Never before have I felt such contempt for an audience by a director. It made NO attempt to be accessible or comprehensible. I actually saw it at the New York Film Festival where the director gave a Q&A afterwards. All of his explanations for his film were ridiculous....

Samuel Wilson said...

Nathanael: I can see how Boonmee could alienate a lot of viewers, and having the director try to explain it might only exacerbate the effect. Nevertheless, parts of it worked for me either visually or intellectually. Accessibility is relative, I guess.

Sam Juliano said...

Yep, Samuel, Stanley Kauffmann is my favorite professional critic, and I well remember he had mentioned that Weerasethakul likes to be referred to as "Joe." I respect Nathaniel Hood's position (heck I hated INGLOURIOUS BASTERDS, a film that just about every person on Earth adored!) though of course I don't agree. I did not see the film at the New York Film Festival -I laud you for that great experience- but everything I read about the director's presentation was exceedingly favorable.
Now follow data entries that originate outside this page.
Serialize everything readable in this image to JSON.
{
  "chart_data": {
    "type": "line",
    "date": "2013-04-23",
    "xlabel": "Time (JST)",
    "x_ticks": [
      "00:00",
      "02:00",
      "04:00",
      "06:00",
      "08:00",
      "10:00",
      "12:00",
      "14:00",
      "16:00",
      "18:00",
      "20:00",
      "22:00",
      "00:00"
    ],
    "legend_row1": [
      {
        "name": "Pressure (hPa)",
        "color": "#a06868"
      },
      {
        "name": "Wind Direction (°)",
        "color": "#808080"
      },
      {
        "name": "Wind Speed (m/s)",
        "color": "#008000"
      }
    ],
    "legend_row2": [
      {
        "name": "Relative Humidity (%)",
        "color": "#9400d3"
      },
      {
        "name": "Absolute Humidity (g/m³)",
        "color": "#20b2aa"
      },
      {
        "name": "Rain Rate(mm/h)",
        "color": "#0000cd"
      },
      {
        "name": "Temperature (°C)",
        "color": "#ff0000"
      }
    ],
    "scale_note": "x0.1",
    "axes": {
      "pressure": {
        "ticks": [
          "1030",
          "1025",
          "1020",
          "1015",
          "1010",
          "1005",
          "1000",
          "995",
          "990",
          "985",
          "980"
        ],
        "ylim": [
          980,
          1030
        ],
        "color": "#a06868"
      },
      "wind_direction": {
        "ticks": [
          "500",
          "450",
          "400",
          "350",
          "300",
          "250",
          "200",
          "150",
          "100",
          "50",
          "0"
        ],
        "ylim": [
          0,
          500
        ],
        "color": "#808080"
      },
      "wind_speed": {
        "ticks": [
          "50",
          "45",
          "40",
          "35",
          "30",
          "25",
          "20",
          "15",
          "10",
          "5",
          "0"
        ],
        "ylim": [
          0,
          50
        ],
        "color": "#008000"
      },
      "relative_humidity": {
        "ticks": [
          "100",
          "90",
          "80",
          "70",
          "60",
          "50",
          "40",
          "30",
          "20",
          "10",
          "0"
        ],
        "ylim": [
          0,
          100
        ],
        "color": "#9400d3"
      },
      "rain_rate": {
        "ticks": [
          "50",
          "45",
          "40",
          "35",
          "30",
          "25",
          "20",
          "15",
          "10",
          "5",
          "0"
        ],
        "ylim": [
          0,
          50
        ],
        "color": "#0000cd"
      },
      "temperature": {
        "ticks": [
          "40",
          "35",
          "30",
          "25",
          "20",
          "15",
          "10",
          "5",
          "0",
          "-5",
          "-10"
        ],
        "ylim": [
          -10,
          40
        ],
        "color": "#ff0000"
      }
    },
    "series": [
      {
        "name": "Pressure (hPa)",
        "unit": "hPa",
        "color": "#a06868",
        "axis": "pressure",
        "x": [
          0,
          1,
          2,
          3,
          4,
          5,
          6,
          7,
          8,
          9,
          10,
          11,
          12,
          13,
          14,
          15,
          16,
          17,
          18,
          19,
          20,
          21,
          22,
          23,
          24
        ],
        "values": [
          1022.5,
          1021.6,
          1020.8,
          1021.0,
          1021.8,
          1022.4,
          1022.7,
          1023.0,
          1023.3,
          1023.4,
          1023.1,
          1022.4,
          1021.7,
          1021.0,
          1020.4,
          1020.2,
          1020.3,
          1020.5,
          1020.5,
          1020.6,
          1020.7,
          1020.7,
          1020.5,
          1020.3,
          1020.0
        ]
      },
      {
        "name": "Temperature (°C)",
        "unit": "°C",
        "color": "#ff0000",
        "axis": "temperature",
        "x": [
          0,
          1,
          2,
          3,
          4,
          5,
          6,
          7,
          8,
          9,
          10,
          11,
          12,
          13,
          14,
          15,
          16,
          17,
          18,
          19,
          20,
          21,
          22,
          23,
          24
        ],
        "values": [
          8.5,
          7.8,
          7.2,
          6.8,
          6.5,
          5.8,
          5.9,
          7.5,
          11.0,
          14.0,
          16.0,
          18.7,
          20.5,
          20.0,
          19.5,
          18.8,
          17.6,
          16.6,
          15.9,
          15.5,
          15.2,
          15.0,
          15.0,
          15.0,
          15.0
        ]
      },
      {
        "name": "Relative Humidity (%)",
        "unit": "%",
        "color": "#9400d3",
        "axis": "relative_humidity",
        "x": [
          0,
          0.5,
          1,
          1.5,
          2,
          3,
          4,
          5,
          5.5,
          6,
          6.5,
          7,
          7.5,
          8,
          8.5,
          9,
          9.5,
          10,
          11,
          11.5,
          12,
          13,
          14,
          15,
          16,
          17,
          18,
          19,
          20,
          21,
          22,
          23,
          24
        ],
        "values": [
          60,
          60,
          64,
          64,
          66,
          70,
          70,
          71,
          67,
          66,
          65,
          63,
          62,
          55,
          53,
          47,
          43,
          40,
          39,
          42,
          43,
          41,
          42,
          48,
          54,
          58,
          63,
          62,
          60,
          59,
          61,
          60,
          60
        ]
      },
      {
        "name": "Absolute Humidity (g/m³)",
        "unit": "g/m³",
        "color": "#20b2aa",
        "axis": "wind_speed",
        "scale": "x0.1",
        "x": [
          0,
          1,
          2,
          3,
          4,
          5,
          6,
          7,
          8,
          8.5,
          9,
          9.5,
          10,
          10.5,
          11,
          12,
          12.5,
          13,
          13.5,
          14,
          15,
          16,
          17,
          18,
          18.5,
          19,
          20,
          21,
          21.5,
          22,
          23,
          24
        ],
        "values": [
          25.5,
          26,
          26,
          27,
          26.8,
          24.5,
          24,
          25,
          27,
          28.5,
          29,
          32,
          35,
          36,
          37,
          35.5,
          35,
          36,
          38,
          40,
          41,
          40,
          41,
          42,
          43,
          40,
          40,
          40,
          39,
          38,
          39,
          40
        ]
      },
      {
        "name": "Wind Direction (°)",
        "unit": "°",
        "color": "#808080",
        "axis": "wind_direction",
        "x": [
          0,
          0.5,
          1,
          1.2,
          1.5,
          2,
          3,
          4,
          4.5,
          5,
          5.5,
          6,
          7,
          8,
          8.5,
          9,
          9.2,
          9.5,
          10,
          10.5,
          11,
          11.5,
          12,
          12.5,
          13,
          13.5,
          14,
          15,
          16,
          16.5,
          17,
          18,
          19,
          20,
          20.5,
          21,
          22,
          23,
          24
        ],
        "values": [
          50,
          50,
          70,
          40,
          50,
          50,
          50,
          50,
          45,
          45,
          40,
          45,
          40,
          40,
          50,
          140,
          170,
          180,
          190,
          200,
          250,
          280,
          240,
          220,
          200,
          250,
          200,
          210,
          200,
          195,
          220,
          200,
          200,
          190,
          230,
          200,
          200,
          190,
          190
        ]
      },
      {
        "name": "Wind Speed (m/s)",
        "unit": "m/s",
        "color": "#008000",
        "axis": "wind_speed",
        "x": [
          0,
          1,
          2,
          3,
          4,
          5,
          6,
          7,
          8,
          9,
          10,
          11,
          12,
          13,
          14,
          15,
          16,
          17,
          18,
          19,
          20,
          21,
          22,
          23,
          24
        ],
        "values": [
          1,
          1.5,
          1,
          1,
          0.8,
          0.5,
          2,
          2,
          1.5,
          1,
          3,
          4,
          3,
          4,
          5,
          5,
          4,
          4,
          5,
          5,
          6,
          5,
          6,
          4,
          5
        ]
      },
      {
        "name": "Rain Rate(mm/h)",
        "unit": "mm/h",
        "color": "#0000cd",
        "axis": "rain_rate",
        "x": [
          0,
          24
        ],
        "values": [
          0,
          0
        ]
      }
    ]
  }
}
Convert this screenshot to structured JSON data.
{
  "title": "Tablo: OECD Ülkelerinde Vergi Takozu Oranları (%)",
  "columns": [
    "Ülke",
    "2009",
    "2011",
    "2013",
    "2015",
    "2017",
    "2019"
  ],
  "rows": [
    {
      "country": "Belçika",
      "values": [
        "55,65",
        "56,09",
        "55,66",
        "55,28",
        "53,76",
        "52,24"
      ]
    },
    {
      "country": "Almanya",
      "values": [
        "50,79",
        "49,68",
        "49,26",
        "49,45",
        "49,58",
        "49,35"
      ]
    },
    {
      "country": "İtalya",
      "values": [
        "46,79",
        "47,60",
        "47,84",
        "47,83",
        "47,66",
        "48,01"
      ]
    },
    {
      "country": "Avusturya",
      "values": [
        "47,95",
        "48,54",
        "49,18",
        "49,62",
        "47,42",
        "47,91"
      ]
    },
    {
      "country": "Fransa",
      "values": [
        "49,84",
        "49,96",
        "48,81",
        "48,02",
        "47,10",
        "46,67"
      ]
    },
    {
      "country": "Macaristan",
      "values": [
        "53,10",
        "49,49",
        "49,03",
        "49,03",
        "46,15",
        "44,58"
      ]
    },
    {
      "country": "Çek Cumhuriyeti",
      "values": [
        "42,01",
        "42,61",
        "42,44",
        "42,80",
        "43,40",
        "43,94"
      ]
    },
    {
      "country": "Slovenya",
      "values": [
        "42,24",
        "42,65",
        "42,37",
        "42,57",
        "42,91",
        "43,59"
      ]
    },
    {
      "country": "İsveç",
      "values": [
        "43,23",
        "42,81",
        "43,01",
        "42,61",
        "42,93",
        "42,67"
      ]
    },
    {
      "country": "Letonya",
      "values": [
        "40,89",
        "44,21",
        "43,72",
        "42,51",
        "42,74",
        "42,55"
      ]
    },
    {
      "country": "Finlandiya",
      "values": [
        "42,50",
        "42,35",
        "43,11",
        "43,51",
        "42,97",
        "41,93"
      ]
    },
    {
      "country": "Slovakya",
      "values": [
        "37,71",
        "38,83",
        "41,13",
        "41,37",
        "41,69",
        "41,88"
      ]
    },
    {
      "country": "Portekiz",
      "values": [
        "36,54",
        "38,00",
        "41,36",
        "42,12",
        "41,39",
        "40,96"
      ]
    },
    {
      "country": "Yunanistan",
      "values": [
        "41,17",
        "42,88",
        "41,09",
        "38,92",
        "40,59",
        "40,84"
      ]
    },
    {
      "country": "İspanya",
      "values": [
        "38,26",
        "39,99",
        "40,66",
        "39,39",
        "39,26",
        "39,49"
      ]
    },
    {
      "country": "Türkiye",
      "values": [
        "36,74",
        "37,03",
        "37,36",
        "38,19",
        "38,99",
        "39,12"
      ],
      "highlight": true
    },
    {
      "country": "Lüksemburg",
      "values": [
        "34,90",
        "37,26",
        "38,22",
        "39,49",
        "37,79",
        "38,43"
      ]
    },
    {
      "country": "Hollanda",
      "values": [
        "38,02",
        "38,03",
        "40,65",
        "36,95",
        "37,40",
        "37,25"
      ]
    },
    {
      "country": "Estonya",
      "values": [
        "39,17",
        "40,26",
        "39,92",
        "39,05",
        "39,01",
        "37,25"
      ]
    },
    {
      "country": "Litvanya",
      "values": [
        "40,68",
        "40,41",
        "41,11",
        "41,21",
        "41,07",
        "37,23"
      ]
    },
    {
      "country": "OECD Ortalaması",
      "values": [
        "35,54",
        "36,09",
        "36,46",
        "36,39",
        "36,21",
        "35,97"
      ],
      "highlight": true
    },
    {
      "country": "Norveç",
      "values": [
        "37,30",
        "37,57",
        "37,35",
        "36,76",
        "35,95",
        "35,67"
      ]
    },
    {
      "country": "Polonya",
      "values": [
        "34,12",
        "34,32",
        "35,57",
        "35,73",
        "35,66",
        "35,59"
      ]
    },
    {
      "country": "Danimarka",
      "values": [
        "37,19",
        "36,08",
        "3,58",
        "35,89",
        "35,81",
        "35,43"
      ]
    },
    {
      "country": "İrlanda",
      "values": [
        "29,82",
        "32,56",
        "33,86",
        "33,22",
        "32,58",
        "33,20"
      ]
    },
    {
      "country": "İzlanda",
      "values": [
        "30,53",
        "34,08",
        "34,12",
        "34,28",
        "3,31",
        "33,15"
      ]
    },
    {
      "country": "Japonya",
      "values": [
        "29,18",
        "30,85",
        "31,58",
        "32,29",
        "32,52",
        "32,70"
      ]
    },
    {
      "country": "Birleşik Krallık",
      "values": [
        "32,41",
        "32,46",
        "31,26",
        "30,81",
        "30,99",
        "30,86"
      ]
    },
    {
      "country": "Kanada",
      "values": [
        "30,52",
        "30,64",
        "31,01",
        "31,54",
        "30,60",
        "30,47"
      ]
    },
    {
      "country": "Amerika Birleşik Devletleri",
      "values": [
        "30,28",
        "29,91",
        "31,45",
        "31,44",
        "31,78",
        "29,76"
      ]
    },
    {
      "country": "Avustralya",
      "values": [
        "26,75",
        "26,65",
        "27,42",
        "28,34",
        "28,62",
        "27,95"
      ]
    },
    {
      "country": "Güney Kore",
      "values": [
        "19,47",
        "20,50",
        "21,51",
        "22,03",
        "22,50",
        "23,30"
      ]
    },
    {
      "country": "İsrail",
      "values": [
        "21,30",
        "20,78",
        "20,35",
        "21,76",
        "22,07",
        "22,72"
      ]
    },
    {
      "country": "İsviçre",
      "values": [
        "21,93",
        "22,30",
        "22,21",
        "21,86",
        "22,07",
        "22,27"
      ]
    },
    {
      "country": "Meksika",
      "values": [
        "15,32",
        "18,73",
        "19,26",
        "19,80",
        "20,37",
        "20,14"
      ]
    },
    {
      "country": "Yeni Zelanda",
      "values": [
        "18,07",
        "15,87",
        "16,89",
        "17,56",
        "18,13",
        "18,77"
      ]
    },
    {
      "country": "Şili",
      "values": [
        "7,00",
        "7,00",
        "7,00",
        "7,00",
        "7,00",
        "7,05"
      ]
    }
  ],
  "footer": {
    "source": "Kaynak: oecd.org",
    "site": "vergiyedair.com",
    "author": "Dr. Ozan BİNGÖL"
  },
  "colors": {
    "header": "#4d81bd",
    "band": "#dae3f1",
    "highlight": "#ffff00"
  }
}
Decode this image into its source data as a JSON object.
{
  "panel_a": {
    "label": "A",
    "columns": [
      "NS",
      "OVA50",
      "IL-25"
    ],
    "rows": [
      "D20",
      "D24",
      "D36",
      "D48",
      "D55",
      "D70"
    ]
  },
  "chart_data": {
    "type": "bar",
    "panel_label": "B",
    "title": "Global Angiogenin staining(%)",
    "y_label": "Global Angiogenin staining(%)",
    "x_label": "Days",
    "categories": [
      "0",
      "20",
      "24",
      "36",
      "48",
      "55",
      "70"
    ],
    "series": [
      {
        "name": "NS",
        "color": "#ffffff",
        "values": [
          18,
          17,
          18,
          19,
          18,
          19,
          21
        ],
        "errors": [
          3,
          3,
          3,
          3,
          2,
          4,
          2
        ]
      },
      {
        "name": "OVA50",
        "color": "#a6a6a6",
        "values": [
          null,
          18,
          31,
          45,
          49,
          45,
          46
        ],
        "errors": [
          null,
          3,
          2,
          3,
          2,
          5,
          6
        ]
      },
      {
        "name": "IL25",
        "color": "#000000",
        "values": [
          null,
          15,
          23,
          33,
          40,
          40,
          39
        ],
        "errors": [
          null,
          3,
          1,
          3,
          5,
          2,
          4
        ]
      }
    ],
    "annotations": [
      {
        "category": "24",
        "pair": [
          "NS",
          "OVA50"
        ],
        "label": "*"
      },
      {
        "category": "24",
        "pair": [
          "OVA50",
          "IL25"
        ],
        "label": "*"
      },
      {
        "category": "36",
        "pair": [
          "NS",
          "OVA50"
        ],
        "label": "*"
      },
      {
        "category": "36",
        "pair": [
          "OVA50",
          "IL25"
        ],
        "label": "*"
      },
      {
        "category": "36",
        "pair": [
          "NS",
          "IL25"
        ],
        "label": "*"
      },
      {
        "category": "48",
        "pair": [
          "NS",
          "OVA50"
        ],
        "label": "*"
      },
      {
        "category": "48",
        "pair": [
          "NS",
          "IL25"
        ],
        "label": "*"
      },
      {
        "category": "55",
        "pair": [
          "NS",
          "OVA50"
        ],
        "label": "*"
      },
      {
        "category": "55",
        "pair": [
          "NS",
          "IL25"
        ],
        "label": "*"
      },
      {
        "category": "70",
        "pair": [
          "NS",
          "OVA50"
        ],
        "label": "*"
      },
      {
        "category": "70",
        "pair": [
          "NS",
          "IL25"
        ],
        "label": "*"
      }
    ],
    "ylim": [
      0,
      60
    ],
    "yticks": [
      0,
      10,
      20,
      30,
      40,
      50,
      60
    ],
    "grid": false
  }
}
It does usually go hand in hand that an unfavorable position will unduly influence the discussion session afterwards, though I can readily admit that the documentary NOSTALGIA FOR THE LIGHT did not result in a particularly rewarded Q & A by celebrated documentarian Patricio Guzman last week at the IFC Film Center, for reasons connected with the general approach to the material.

In any case, at the end of day, fair enough. I didn't feel like "Joe" was obscure for obscure's sake at all, and thought he broached some fascinating philosophical ideas that yielded some profound and arresting images.